Troviamo modalità nuove e generative di stare insieme, per ricostruire i legami e con essi la speranza.
Solo così, questo “adesso” diventerà occasione per ripartire.
Adesso è forse il tempo della cura.
Dell’aver cura di noi,
di dire noi. (…)
Chi siamo noi, ti chiedo, umane e umani?
Perché pensiamo d’essere meglio di tutti gli altri?
Senza api o lombrichi la vita non si tiene
ma senza noi, adesso lo sappiamo, tutto procede. (…)
Chi siamo noi ti chiedo ancora.
Intelligenze, sì, pensiero, quelli con le parole.
Ma non vedi come non promettiamo durata?
Come da soli ci spingiamo fuori dalla vita.
Come logoriamo lo splendore di questo tiepido luogo,
infettando tutto e intanto confliggiamo fra di noi.
Consideriamo il dolore degli altri e delle altre specie.
E la disarmonia che quasi ovunque portiamo.
Forse imparare dall’humus l’umiltà.
Non è un inchino.
È sentirsi terra sulla nobile terra impastati di lei.
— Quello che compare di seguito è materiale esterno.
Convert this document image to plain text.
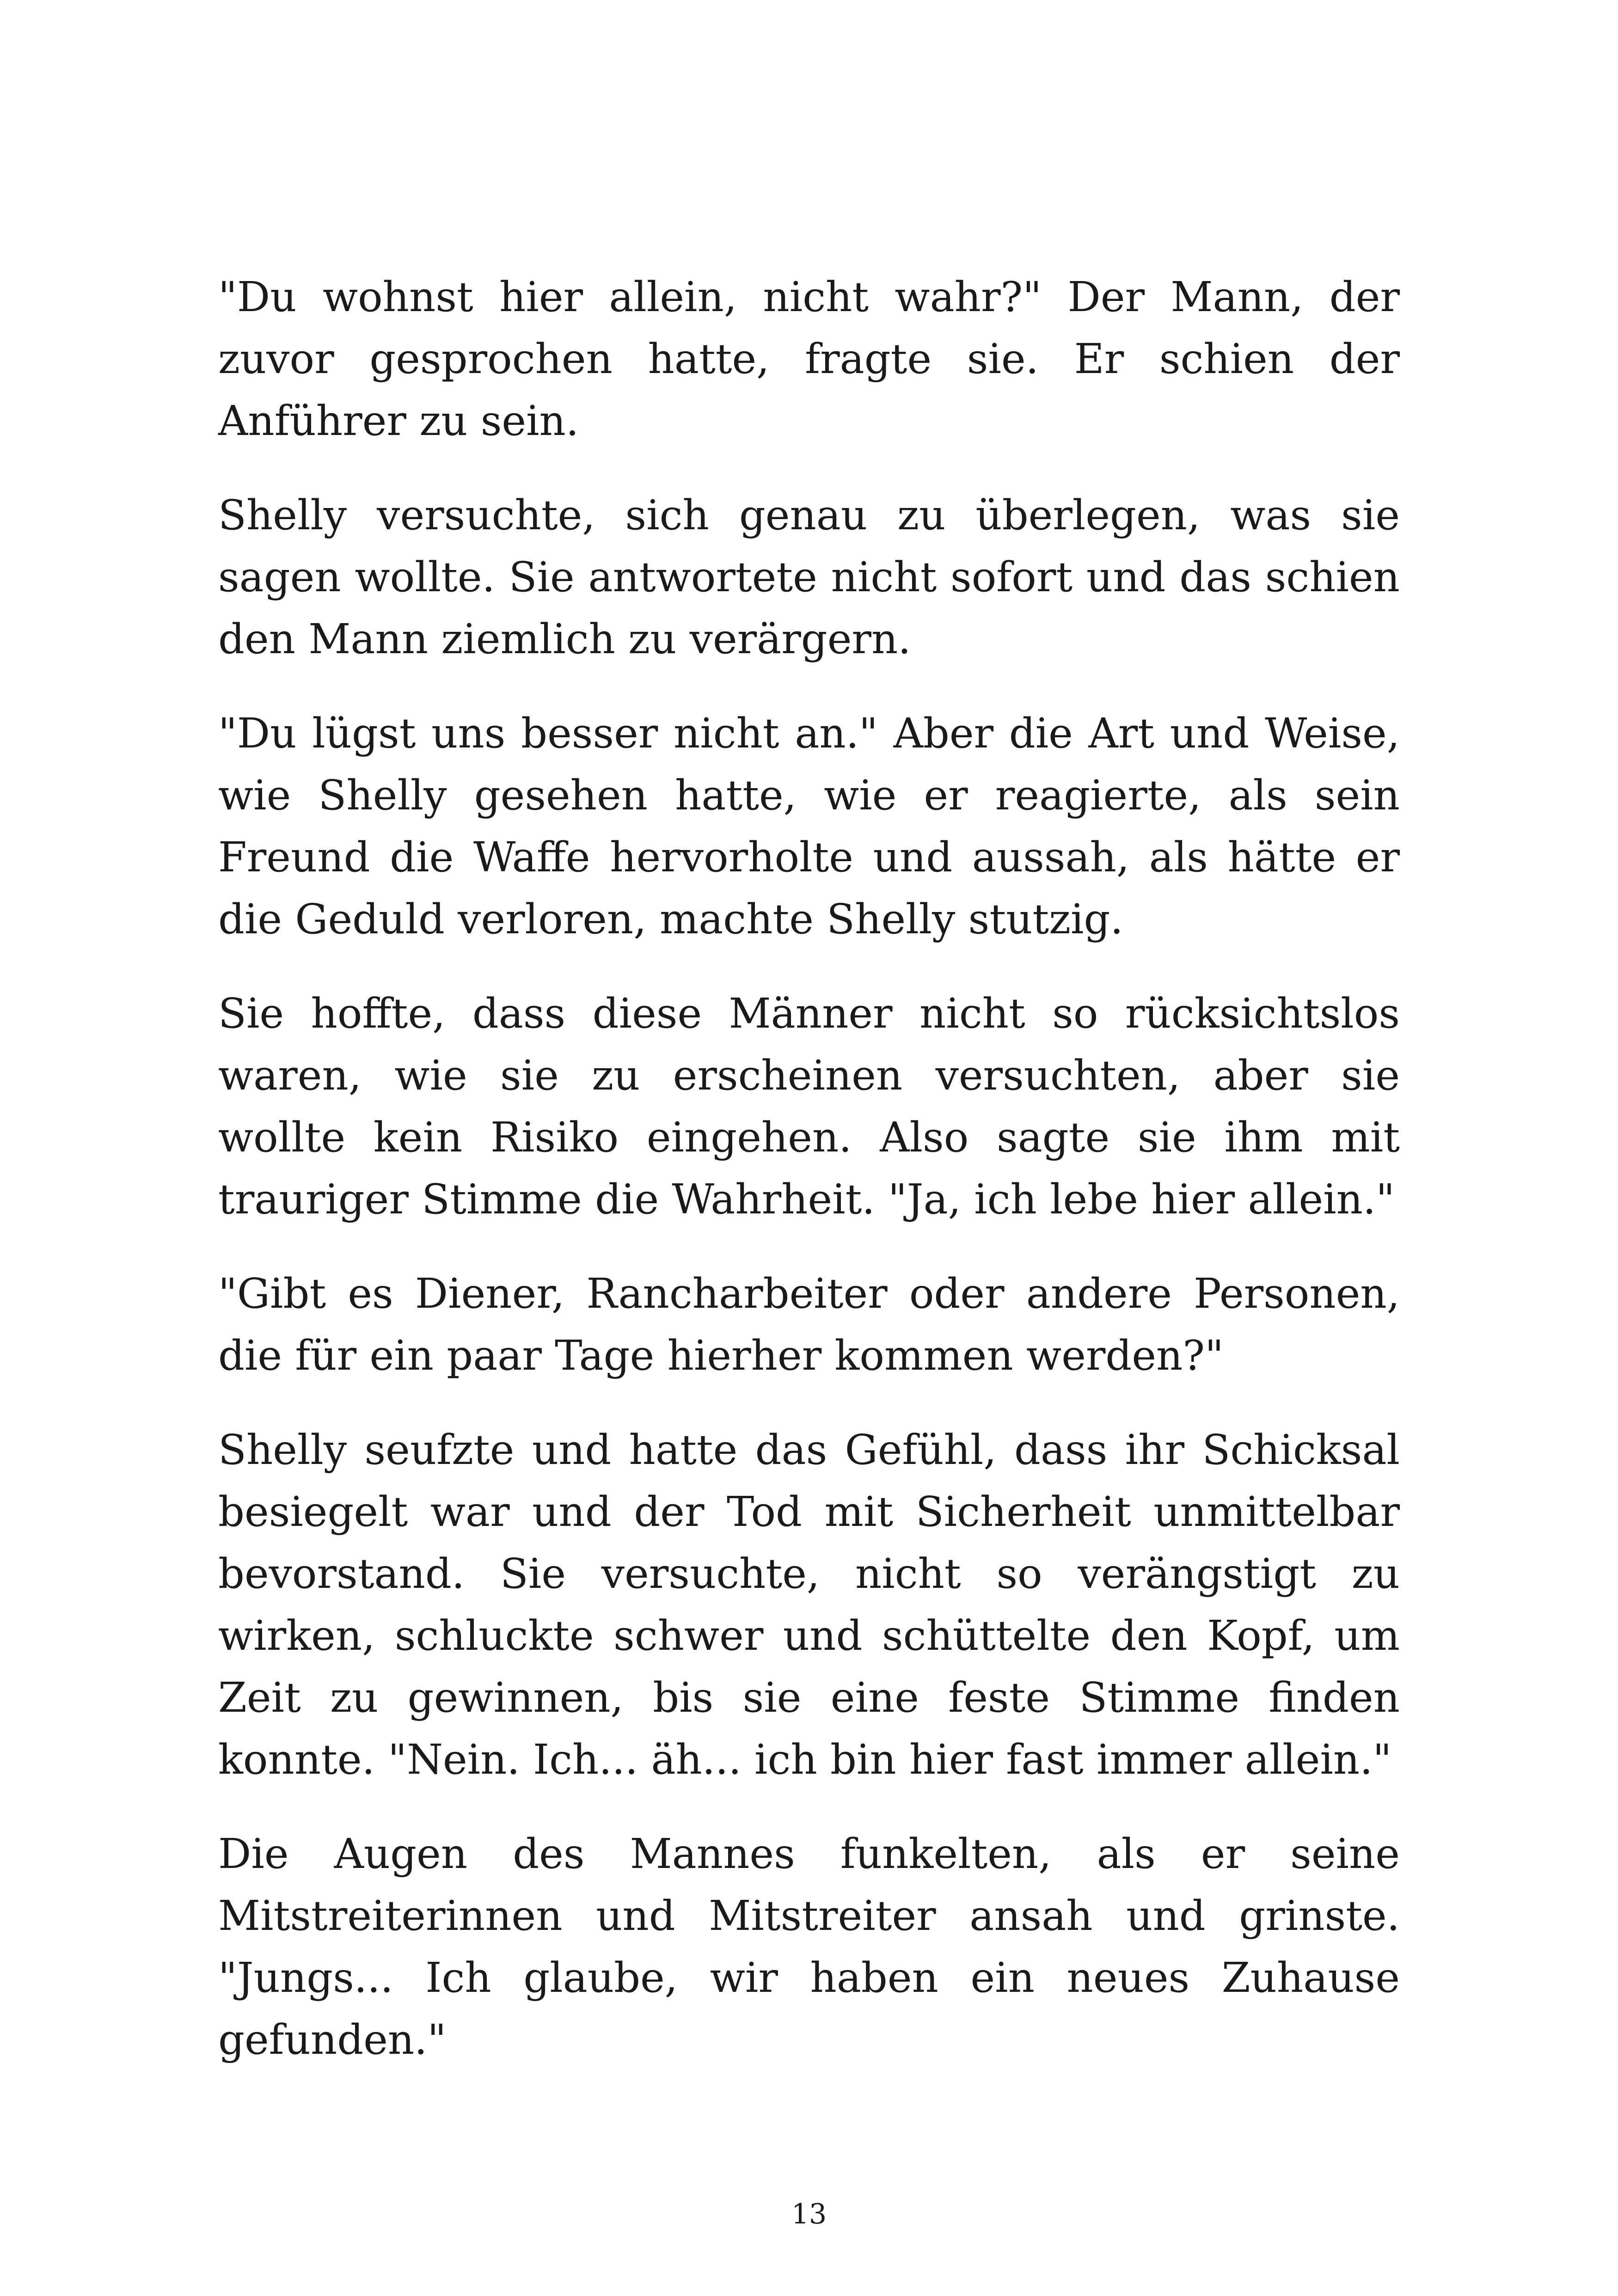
"Du wohnst hier allein, nicht wahr?" Der Mann, der zuvor gesprochen hatte, fragte sie. Er schien der Anführer zu sein.

Shelly versuchte, sich genau zu überlegen, was sie sagen wollte. Sie antwortete nicht sofort und das schien den Mann ziemlich zu verärgern.

"Du lügst uns besser nicht an." Aber die Art und Weise, wie Shelly gesehen hatte, wie er reagierte, als sein Freund die Waffe hervorholte und aussah, als hätte er die Geduld verloren, machte Shelly stutzig.

Sie hoffte, dass diese Männer nicht so rücksichtslos waren, wie sie zu erscheinen versuchten, aber sie wollte kein Risiko eingehen. Also sagte sie ihm mit trauriger Stimme die Wahrheit. "Ja, ich lebe hier allein."

"Gibt es Diener, Rancharbeiter oder andere Personen, die für ein paar Tage hierher kommen werden?"

Shelly seufzte und hatte das Gefühl, dass ihr Schicksal besiegelt war und der Tod mit Sicherheit unmittelbar bevorstand. Sie versuchte, nicht so verängstigt zu wirken, schluckte schwer und schüttelte den Kopf, um Zeit zu gewinnen, bis sie eine feste Stimme finden konnte. "Nein. Ich... äh... ich bin hier fast immer allein."

Die Augen des Mannes funkelten, als er seine Mitstreiterinnen und Mitstreiter ansah und grinste. "Jungs... Ich glaube, wir haben ein neues Zuhause gefunden."

13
Di lei devoti ardenti innamorati.
Dovremmo innamorarci, credo. Sì.
Di ciò che è vivo intorno.
E in primo luogo vederlo.
Non esser concentrati solo su noi. (…)
Impariamo dal fiore, dall’albero piantato, da chi vola.
Hanno una grazia che noi dimentichiamo.
Cura d’ogni cosa, non solo dell’umano.
Tutto ci tiene in vita.
Tutto fa di noi quello che siamo.
(“Adesso”, Mariangela Gualtieri)
A distanza di un anno dal discorso pronunciato da Papa Francesco nella deserta piazza S. Pietro, sento risuonare ancora molto forti nelle orecchie, nella mente e nel cuore le sue parole:
“Mai come in questa circostanza abbiamo potuto renderci conto di essere davvero tutti “connessi”, accomunati dalla sofferenza, da un destino comune, dall’incertezza”.
“Ci siamo resi conto di trovarci sulla stessa barca, tutti fragili e disorientati, ma nello stesso tempo importanti e necessari, tutti chiamati a remare insieme… nessuno si salva da solo!”
Più di un anno è trascorso e sebbene siano comparsi i vaccini, non è ancora possibile determinare la fine della pandemia e il Covid 19 continua a catalizzare le nostre vite, nei pensieri, nei gesti, nelle emozioni quotidiane.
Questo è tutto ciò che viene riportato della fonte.